For Professor Ken McPhail, founder of the Business & Human Rights Catalyst at Alliance MBS, history is littered with examples of businesses that have done the wrong thing, whether that be exploiting minerals and natural resources, or whether exploiting people.
Today, a burning issue remains the responsibility of high street names and big brands to honour their social responsibility commitments. "Often it is not intentional, but they can get caught up in unethical behaviour because supply chains are so complex and extensive and have become very difficult things to manage."
Role of business
With half of the largest 100 economies in the world not states but private companies, there is a growing clamour as to what these big global companies and brands should be doing to set the new rules of the globalisation road.
As Prof McPhail adds: "The role of business plays a big role in not only influencing government behaviour, but in determining an individual’s lived experience of human rights too."
Guiding principles
The whole subject area of business and human rights has grown significantly since the United Nations formally endorsed the ‘Guiding Principles’ in 2011.
The Principles are based on three key pillars:
- protect, re-affirming that nation states are the primary duty-bearers under international human rights law;
- respect, stipulating that corporations have a responsibility to respect rights that is independent of the state's obligations;
- remedy, stressing the need for both judicial and non-judicial access to remedy where rights have been violated.
Role of business schools
Prof McPhail says in this context the big responsibility of business schools is to ensure that graduates are ready for the challenges that they will face.
"Many of our graduates will be leaders, many of them will be CEOs, and many of them will start their own businesses as entrepreneurs.

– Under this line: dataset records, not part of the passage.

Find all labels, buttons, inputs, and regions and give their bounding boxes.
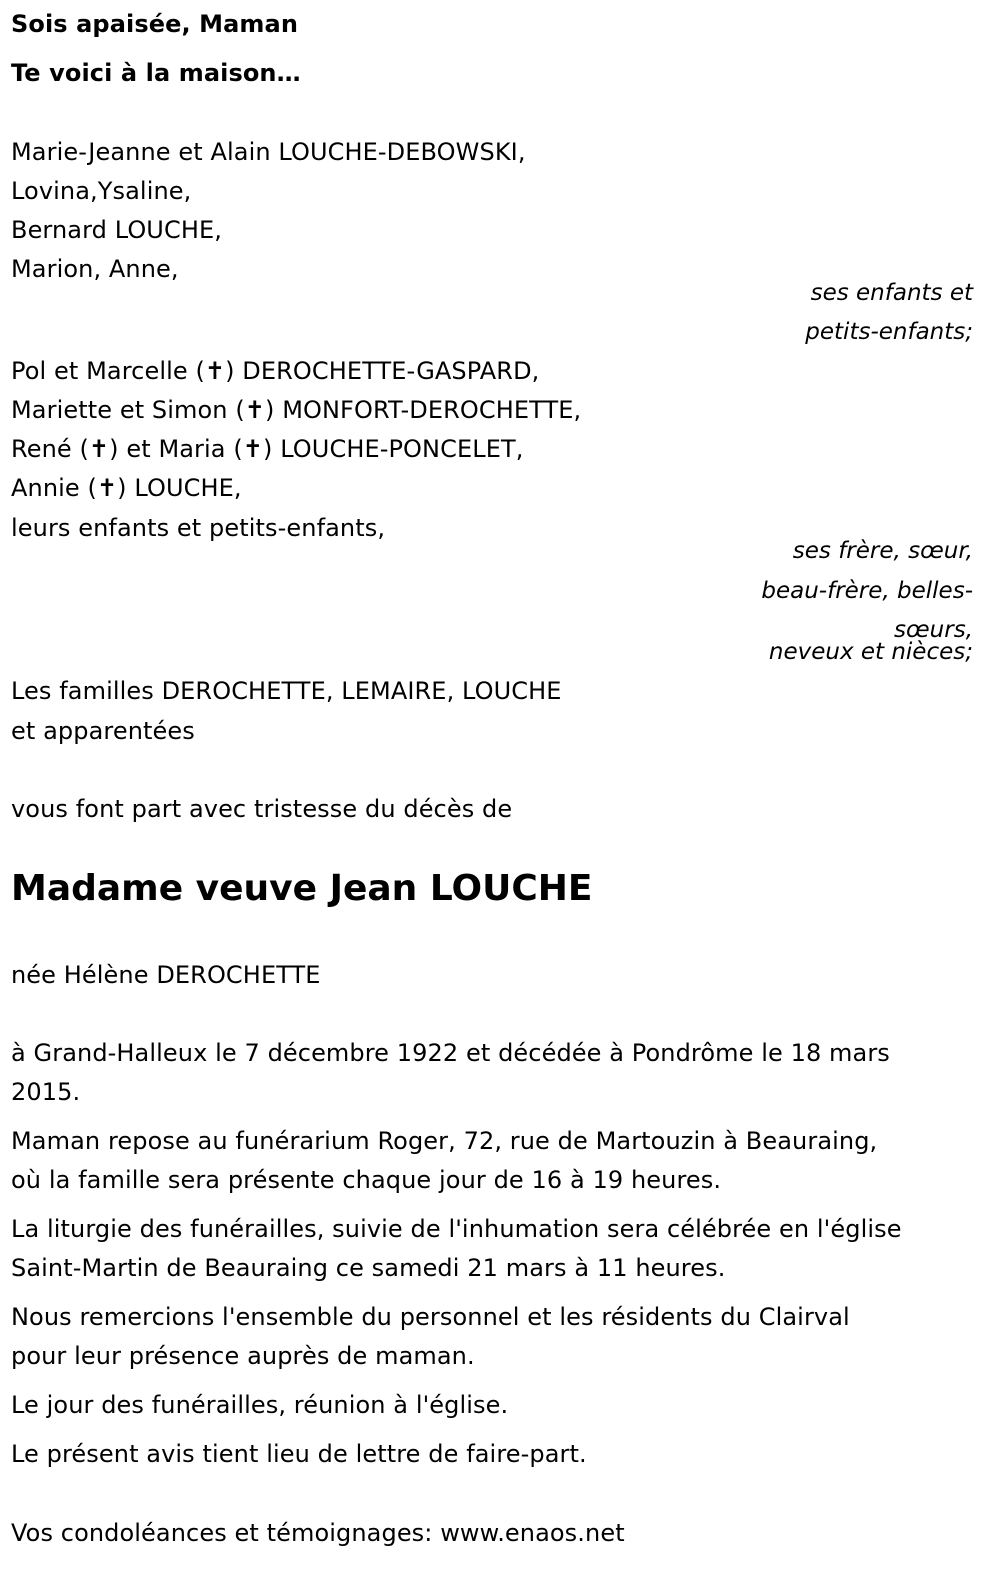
children-line: Lovina,Ysaline, <box>11 177 192 205</box>
siblings-relation-line: neveux et nièces; <box>768 639 973 665</box>
siblings-relation-line: beau-frère, belles- <box>761 578 973 604</box>
thanks-line: Nous remercions l'ensemble du personnel et les résidents du Clairval <box>11 1303 850 1331</box>
liturgy-line: Saint-Martin de Beauraing ce samedi 21 mars à 11 heures. <box>11 1254 726 1282</box>
funerarium-line: où la famille sera présente chaque jour de 16 à 19 heures. <box>11 1166 722 1194</box>
sibling-line: Pol et Marcelle (✝) DEROCHETTE-GASPARD, <box>11 357 540 385</box>
sibling-line: Annie (✝) LOUCHE, <box>11 474 242 502</box>
liturgy-line: La liturgie des funérailles, suivie de l'inhumation sera célébrée en l'église <box>11 1215 902 1243</box>
siblings-relation-line: ses frère, sœur, <box>792 538 973 564</box>
children-relation-line: petits-enfants; <box>805 319 973 345</box>
meeting-line: Le jour des funérailles, réunion à l'église. <box>11 1391 509 1419</box>
thanks-line: pour leur présence auprès de maman. <box>11 1342 475 1370</box>
children-relation-line: ses enfants et <box>810 280 973 306</box>
sibling-line: René (✝) et Maria (✝) LOUCHE-PONCELET, <box>11 435 524 463</box>
condolences-line: Vos condoléances et témoignages: www.enaos.net <box>11 1519 625 1547</box>
birth-death-line: 2015. <box>11 1078 81 1106</box>
notice-line: Le présent avis tient lieu de lettre de faire-part. <box>11 1440 587 1468</box>
announcement-text: vous font part avec tristesse du décès de <box>11 795 513 823</box>
sibling-line: leurs enfants et petits-enfants, <box>11 514 386 542</box>
families-line: Les familles DEROCHETTE, LEMAIRE, LOUCHE <box>11 677 562 705</box>
maiden-name: née Hélène DEROCHETTE <box>11 961 321 989</box>
birth-death-line: à Grand-Halleux le 7 décembre 1922 et décédée à Pondrôme le 18 mars <box>11 1039 890 1067</box>
sibling-line: Mariette et Simon (✝) MONFORT-DEROCHETTE, <box>11 396 582 424</box>
header-line-1: Sois apaisée, Maman <box>11 10 299 38</box>
children-line: Marie-Jeanne et Alain LOUCHE-DEBOWSKI, <box>11 138 526 166</box>
deceased-name: Madame veuve Jean LOUCHE <box>11 868 593 909</box>
siblings-relation-line: sœurs, <box>894 617 973 643</box>
header-line-2: Te voici à la maison… <box>11 59 301 87</box>
families-line: et apparentées <box>11 717 195 745</box>
children-line: Bernard LOUCHE, <box>11 216 222 244</box>
funerarium-line: Maman repose au funérarium Roger, 72, rue de Martouzin à Beauraing, <box>11 1127 878 1155</box>
children-line: Marion, Anne, <box>11 255 179 283</box>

They will not only want to do good, but be good.
"Business schools have a fundamental role to play in developing the next generation of leaders who have the capacity to understand the new challenges that are being levelled at corporations, big and small. We live in a completely different world now with different kinds of expectations from workers, consumers, the international environment and, importantly, investors.
"What we need to do is enable students to see that their businesses can be a force for good, to empower them to go and develop the next generation of social enterprises that have major social impacts but which are also financially sustainable.

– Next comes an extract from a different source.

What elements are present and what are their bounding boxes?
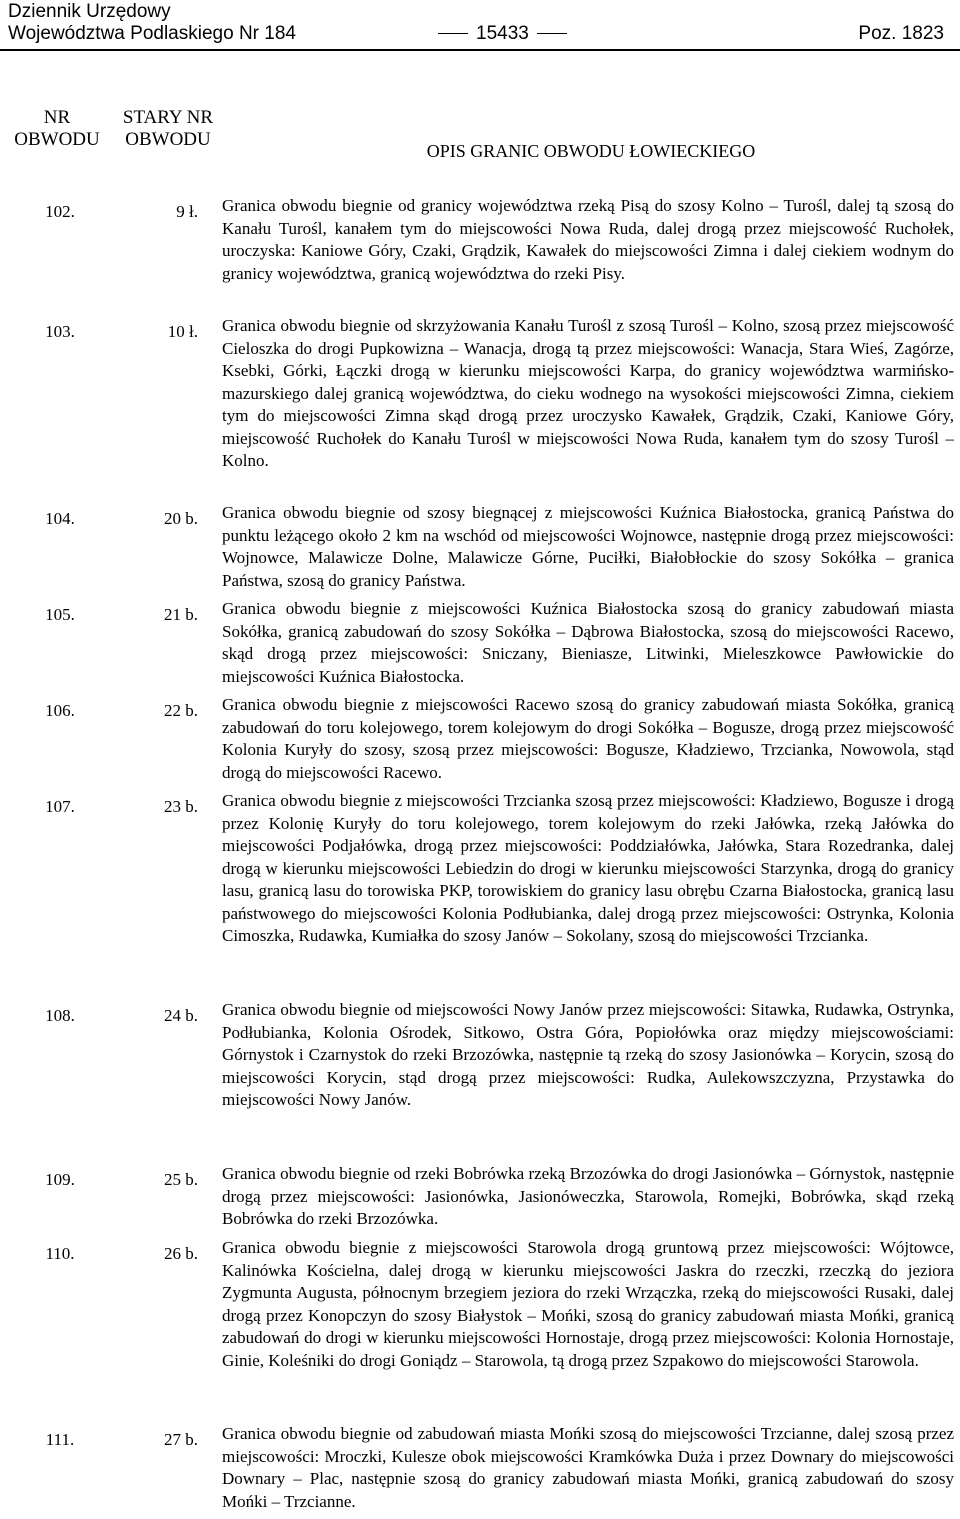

It is about having an impact way beyond the bottom line, having an impact on people’s lives."
Manchester tradition
Prof McPhail adds that the city of Manchester has a huge tradition in being radical and is well-placed to address these subjects. "You can see the Manchester spirit in the women’s rights movement, the suffragettes, in its history of labour movements, and in relation to the cooperative movement.
"That spirit also seeps into the institution of The University of Manchester as well, and strikes to the heart of the core purpose of universities as being society’s critical conscience where ideas can be converted into action."